Compared with the GA/2007 virus, Pig/HLJ/2018 and DB/LN/2018 have nine nucleotides deleted at five positions of five different ORFs (Figure 1(C)) and a single T deletion in the noncoding region (Figure 1(D)). The deletions in the five ORFs include a double T, a quadruple G, two single Ts, and a single A (Figure 1(C)). Three of the five deletions, including the double T and the two single Ts in the ORFs also appeared in the PoL/2017 virus (Figure 1(C)). The PoL/2017 virus has a five C deletion in the ORF of MGF_110_14L, whereas our viruses do not have this deletion. The PoL/2017 virus has a three G deletion in the ORF of ASFV_G_ACD_00290, whereas the Pig/HLJ/2018 and DB/LN/2018 viruses have a quadruple G deletion at the same position (Figure 1(C)). We were surprised that ASFV-SY18 does not contain any of the insertions or deletions observed in our viruses, except for the 10-bp TRS (Figure 1(C,D)). One possible explanation for this is that different ASFVs may have been introduced into the pig population in China; another explanation may be that the genome of ASFV-SY18 was not correctly compiled due to the sequencing method used.
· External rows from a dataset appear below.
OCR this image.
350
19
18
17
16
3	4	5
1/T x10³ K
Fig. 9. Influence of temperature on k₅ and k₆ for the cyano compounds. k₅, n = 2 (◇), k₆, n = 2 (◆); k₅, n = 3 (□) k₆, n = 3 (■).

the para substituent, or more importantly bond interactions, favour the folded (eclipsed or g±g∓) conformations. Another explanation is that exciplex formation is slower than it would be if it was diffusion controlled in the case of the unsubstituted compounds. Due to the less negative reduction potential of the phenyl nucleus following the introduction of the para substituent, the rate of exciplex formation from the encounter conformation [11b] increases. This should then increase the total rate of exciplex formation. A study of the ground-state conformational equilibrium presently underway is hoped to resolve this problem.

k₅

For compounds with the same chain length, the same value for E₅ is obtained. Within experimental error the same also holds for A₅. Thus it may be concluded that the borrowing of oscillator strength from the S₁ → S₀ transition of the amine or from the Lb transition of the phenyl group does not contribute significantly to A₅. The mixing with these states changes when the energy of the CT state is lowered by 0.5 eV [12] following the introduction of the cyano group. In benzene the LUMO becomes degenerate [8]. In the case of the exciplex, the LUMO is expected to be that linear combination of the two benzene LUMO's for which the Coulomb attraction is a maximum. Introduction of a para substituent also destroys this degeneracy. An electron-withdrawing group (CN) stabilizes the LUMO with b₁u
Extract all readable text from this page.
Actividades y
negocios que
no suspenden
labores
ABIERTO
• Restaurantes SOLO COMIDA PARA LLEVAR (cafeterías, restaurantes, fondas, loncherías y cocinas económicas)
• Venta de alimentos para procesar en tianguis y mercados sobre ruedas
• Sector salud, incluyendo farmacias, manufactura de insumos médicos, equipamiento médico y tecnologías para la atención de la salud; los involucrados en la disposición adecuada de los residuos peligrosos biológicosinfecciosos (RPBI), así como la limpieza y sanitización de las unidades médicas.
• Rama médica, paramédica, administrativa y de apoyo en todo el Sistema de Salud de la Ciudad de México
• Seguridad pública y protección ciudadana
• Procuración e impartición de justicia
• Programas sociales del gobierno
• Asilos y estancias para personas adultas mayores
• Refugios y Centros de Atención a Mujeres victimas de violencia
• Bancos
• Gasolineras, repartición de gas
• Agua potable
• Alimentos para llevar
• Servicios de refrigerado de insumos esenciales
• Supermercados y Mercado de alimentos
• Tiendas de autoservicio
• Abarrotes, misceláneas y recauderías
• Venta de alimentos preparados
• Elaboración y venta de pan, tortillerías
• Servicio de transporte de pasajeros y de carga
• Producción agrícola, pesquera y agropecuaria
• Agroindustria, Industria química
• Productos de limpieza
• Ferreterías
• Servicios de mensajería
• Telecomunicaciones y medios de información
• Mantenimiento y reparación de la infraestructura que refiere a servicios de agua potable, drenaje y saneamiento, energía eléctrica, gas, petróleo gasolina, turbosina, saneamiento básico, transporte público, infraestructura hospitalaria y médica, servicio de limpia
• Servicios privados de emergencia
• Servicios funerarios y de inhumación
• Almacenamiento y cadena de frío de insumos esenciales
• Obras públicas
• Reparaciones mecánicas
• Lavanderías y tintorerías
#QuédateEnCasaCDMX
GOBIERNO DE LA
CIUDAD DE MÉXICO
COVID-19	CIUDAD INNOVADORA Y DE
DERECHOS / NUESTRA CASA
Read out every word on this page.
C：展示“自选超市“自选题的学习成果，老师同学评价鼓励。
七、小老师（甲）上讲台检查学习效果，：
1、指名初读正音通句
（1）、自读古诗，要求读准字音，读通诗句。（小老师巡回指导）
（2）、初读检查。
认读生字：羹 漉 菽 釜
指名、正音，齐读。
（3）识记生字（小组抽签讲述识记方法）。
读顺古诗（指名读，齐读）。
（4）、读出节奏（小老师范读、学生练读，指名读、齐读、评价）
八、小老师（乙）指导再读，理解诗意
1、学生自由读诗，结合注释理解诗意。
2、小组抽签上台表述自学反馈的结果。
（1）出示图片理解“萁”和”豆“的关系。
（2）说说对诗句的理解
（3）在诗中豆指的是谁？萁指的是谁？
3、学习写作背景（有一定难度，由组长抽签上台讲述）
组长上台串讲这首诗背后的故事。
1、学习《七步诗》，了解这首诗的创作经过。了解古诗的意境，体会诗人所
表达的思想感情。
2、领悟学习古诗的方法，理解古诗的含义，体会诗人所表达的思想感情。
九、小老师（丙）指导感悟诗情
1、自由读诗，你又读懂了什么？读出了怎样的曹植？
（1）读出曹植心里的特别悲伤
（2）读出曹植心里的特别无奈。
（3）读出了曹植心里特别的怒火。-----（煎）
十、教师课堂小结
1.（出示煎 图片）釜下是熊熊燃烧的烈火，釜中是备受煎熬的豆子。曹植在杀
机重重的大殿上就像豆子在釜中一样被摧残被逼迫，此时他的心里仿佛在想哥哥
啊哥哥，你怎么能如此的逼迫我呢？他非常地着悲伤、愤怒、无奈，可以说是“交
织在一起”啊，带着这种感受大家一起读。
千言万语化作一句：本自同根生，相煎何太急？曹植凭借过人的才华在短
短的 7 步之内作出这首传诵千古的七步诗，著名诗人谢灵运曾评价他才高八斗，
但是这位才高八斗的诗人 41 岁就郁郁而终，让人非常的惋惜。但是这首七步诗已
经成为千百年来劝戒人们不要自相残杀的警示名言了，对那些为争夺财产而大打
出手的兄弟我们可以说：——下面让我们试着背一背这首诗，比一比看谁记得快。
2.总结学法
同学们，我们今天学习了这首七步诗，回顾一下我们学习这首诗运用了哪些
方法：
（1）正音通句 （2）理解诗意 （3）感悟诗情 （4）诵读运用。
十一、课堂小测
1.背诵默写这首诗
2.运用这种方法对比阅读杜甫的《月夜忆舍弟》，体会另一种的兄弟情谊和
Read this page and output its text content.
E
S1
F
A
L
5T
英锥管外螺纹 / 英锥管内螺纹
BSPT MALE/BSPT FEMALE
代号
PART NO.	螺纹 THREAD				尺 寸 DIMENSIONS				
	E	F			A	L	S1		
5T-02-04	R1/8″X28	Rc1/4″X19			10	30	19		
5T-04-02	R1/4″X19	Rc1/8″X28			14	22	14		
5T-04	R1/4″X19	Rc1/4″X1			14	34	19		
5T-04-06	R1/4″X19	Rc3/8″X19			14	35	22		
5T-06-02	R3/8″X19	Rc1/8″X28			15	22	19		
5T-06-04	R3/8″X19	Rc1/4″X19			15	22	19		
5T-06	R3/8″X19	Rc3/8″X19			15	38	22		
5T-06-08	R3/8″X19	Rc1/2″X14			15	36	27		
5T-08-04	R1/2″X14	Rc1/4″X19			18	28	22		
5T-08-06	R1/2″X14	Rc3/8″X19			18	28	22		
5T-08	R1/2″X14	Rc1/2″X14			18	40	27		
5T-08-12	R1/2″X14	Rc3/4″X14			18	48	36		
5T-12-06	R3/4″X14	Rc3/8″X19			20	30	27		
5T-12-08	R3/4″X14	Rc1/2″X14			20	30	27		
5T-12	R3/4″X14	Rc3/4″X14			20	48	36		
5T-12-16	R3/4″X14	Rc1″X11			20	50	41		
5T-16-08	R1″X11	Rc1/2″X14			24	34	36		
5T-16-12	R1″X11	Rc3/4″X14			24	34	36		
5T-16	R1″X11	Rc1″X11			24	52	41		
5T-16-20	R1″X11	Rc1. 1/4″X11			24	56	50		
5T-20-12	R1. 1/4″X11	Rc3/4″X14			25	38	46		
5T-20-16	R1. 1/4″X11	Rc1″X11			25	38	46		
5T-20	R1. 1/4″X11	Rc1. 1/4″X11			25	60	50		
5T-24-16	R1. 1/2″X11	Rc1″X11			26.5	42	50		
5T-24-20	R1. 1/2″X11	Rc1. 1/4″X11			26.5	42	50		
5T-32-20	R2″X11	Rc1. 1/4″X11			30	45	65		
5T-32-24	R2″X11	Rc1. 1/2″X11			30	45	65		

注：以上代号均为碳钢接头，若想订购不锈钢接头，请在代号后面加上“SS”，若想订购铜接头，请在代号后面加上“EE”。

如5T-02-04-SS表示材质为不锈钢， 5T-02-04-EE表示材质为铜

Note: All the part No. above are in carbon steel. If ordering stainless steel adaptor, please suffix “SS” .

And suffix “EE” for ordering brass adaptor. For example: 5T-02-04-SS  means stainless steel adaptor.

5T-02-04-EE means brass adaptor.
In addition to insertions and deletions, we found five nucleotide mutations in five different ORFs in Pig/HLJ/2018 and DB/LN/2018 (Figure 1(E)). The ASFV-SY18 virus has all five of these mutations and four other mutations in three other ORFs (Figure 1(E)). The PoL/2017 virus has four of the five mutations detected in our viruses and four other mutations in four other ORFs that differ from the ones reported in the ASFV-SY18 virus (Figure 1(E)). Compared with the GA/2007 virus, we did not find any nucleotide mutations in the noncoding regions of the two viruses we sequenced, but the ASFV-SY18 and PoL/2017 each has three mutations in different noncoding regions (Figure 1(F)).

The nucleotide insertions, deletions, and mutations in the genomes resulted in changes in 17 ORFs in the Pig/HLJ/2018 and DB/LN/2018 viruses compared with the GA/2007 virus: one ORF reported for GA/2007 does not exist in Pig/HLJ/2018 or DB/LN/2018; in addition to amino acid mutations, eight ORFs had deletions, ranging from 7 to 90 AAs in length, and seven ORFs had insertions, ranging from 5 to 150 AAs in length (Supporting Table S1). We then performed a phylogenetic analysis of the ORFs of the 3 viruses isolated in China together with the ORFs of 10 other genotype II viruses available in the public database, and found that 12 ORFs of these viruses formed distinct branches: GA/2007 and ASFV-SY18 are in one branch, and the Pig/HLJ/2018 and DB/LN/2018 viruses are in a separate branch of the phylogenetic trees. Of note, most of the viruses isolated between 2014 and 2017 in European countries are also in the group with the Pig/HLJ/2018 and DB/LN/2018 viruses (Figure 1(G)).

The genotype II ASFVs have continuously evolved since their detection in Georgia in 2007. Our study demonstrated that nucleotide insertions and deletions have frequently occurred in ASFVs and some genome changes have resulted in alteration of ORFs. Our phylogenetic analysis indicated that alterations in some ORFs appeared in ASFVs in Europe as early as 2014. Most of the ORF changes in our viruses were also detected in Polish viruses isolated between 2015 and 2017. It remains to be investigated how these changed ORFs affect the properties of ASFV.

In summary, we analysed the genomes of ASFVs derived from a pig sample and a dried blood pig feed sample in China and found that the two viruses are identical. Partial sequence analysis confirmed that dried blood pig feed sample collected in Jiamusi, Heilongjiang was also contaminated with a similar virus; we named this virus DB/HLJ/2018 (GenBank: MK333182 to MK333192) (Figure 1(A)). A live virus was isolated from the pig sample and was proved to be highly lethal and transmissible in pigs (unpublished data). Although we were not able to isolate live virus from the dried blood pig feed samples we tested, this does not mean that ASFV is inactivated in all of the dried blood pig feed currently used in China, which is highly likely a source for the current ASFV spread. Therefore, it is important to inspect pig feed to prevent further ASF outbreaks.